Wednesday through today have been … different. I got a job offer early Wednesday. So I have been inventorying and signing papers rather than job searching. Also, my perspective has changed. Before I oscillated between feelings of hopelessness (“I’ll never get a job”) to feelings of doubting optimism (“God has a plan for me eventually“) to unfounded/vague optimism (“It’ll all work out”). Now, there is an end to my joblessness and I feel different.
Now that I have some certainly about the future, I feel better than when I felt like I wasn’t moving forward on anything. I felt like I was stuck in a very small town of five thousand for almost indefinitely. I have lived here since I was four. After going to college in Seattle, which I absolutely loved, I had to return to this town in June 2009. Now, 7 months later, I’m leaving.
Even though I didn’t enjoy living here that much, I am going to miss it. You cannot live someplace very long before forming connections with the community and church. That is true for me and I am the shiest that I know. Any severance hurts even when most of my high school friends have left Burns. ”Parting is such sweet sorrow.”
The future is not completely certain though. This job has many stages. The first is 5 weeks of classroom training, which I have non-employee status and a stipend. There is a chance that I won’t advance to the actual job and have to pay back the stipend. I almost didn’t sign the papers quickly enough when I was waiting for them to answer how large that chance is. Then I got an email that there was one slot left so I signed right away. I am definitely do well in training so that that is not a possibility.
Also, the position is in Pierre, South Dakota. This is quite an adventure estimating relocation costs and the trip itself will be quite an adventure. All of this is new to me, so there is quite the learning curve. I can manage though.

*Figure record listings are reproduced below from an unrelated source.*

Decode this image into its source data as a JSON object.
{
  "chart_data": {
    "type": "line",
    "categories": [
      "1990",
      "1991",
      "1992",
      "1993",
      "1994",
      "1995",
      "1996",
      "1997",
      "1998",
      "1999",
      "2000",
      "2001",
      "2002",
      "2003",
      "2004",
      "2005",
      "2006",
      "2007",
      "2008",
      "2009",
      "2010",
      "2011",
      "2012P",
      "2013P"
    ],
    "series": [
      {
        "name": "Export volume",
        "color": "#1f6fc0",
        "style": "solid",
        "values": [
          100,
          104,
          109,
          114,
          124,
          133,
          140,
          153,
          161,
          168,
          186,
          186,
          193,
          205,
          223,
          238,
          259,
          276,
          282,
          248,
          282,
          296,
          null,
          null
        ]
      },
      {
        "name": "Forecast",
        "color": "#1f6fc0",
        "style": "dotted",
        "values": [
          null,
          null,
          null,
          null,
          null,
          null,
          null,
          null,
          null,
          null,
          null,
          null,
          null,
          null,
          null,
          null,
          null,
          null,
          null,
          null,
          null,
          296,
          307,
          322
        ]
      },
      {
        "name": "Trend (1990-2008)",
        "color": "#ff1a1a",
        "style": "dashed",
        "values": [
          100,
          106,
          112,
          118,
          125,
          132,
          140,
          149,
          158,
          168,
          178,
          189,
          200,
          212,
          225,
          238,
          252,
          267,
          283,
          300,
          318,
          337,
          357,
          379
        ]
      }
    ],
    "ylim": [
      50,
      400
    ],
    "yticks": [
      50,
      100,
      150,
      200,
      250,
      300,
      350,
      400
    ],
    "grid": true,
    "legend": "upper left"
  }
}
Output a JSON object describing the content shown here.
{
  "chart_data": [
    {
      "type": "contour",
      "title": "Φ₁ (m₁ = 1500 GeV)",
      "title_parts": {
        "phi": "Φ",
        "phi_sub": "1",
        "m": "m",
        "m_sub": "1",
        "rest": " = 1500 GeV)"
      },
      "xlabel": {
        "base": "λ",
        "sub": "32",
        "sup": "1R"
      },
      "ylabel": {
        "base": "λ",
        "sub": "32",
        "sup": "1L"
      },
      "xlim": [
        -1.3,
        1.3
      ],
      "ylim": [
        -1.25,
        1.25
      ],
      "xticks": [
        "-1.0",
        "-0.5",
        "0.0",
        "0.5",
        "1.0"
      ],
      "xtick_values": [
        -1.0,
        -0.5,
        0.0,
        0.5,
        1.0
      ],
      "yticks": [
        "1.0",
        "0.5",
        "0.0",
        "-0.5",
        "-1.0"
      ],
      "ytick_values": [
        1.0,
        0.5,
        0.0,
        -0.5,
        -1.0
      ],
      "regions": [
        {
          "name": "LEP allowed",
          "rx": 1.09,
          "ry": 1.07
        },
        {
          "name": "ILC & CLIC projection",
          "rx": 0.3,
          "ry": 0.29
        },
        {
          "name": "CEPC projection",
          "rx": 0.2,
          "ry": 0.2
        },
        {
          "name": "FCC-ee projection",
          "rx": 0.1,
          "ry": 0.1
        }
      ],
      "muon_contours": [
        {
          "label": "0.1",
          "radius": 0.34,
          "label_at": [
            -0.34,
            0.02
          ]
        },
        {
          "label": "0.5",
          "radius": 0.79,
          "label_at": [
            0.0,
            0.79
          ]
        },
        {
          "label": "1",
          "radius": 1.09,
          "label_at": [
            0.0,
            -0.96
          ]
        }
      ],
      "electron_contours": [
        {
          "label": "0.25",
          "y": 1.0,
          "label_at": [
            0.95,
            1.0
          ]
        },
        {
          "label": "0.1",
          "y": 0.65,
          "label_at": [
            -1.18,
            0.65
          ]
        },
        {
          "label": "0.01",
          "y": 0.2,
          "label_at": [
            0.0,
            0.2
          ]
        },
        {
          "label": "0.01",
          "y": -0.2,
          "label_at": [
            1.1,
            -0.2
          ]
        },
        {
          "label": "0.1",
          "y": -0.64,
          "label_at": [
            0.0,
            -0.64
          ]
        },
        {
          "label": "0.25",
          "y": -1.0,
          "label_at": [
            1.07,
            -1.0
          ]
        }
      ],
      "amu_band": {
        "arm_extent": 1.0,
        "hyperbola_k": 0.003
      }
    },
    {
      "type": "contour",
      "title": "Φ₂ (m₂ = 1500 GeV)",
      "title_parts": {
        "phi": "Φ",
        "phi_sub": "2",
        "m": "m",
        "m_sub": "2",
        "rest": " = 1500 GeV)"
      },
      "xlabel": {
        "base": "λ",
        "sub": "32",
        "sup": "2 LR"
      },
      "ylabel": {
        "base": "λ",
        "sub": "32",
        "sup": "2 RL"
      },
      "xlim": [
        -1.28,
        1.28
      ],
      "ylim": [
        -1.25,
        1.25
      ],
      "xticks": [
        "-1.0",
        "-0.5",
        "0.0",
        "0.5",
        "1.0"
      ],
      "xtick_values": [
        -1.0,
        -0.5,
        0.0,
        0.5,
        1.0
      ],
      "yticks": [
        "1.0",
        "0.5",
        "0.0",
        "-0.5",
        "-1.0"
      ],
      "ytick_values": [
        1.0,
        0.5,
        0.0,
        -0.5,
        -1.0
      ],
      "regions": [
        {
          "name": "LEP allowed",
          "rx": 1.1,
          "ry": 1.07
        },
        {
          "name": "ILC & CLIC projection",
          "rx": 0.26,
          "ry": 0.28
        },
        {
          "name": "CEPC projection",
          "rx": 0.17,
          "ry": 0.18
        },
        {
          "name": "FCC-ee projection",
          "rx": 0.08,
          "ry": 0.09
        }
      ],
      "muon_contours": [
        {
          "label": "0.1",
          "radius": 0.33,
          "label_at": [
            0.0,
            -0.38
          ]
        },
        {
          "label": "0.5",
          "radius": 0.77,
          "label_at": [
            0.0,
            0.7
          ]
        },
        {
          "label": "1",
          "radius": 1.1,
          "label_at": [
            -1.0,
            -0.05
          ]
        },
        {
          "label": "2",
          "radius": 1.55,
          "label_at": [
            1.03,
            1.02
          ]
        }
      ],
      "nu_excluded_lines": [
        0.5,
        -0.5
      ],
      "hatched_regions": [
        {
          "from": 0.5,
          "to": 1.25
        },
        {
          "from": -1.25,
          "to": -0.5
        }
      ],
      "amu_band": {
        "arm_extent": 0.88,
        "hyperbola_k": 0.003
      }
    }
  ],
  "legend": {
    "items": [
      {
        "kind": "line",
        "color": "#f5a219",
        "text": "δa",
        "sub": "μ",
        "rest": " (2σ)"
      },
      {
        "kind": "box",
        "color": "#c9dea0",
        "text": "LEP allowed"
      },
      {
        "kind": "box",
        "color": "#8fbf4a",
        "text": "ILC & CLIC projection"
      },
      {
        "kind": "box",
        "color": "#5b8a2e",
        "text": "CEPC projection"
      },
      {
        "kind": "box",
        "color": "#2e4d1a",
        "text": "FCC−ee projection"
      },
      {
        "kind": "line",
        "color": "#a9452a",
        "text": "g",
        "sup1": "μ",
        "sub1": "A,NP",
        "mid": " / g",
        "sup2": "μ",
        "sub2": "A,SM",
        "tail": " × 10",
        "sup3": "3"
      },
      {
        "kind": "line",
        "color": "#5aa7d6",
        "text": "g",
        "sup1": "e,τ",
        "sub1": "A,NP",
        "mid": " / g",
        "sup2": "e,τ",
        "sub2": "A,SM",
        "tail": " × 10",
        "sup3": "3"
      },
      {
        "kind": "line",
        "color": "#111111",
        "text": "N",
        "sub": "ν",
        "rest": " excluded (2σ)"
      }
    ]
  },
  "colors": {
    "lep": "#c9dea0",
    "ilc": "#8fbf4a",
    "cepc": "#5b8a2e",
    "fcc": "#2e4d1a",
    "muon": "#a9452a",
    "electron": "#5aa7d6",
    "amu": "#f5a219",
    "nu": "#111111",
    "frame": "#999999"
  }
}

As a Christian, I am supposed to focus on the invisible and eternal, rather than the temporary. I don’t think anyone can do this “focusing” all that well. I have felt hopelessness in other situations including my group software project. I don’t think I cannot stop focusing on the temporary; I am human after all. If I focus on circumstances, then I am prone to oscillations in hopelessness. The platitudes did get me through it though (“keep pushing on. I’m sure God has a plain for you”). This depended on the person saying the platitude though. With some people the same words sounds almost mocking.
The last couple weeks, my church has Sunday school on leaning on the promises of God. The last week, the message centered around Psalms 27:13 “I would have despaired unless I had believed that I would see the goodness of the LORD in the land of the living.” Have I despaired? No, but I believe that I was depressed several times during my job search. (Not as much as Freshman year of college but that is a different story.) I do know that my happiness and carefreeness now will evaporate into hopelessness once again sometime if I am still reliant on circumstances. I have slept the last couple nights without waking up in the middle of the night like I usually do, which is probably a coincidence.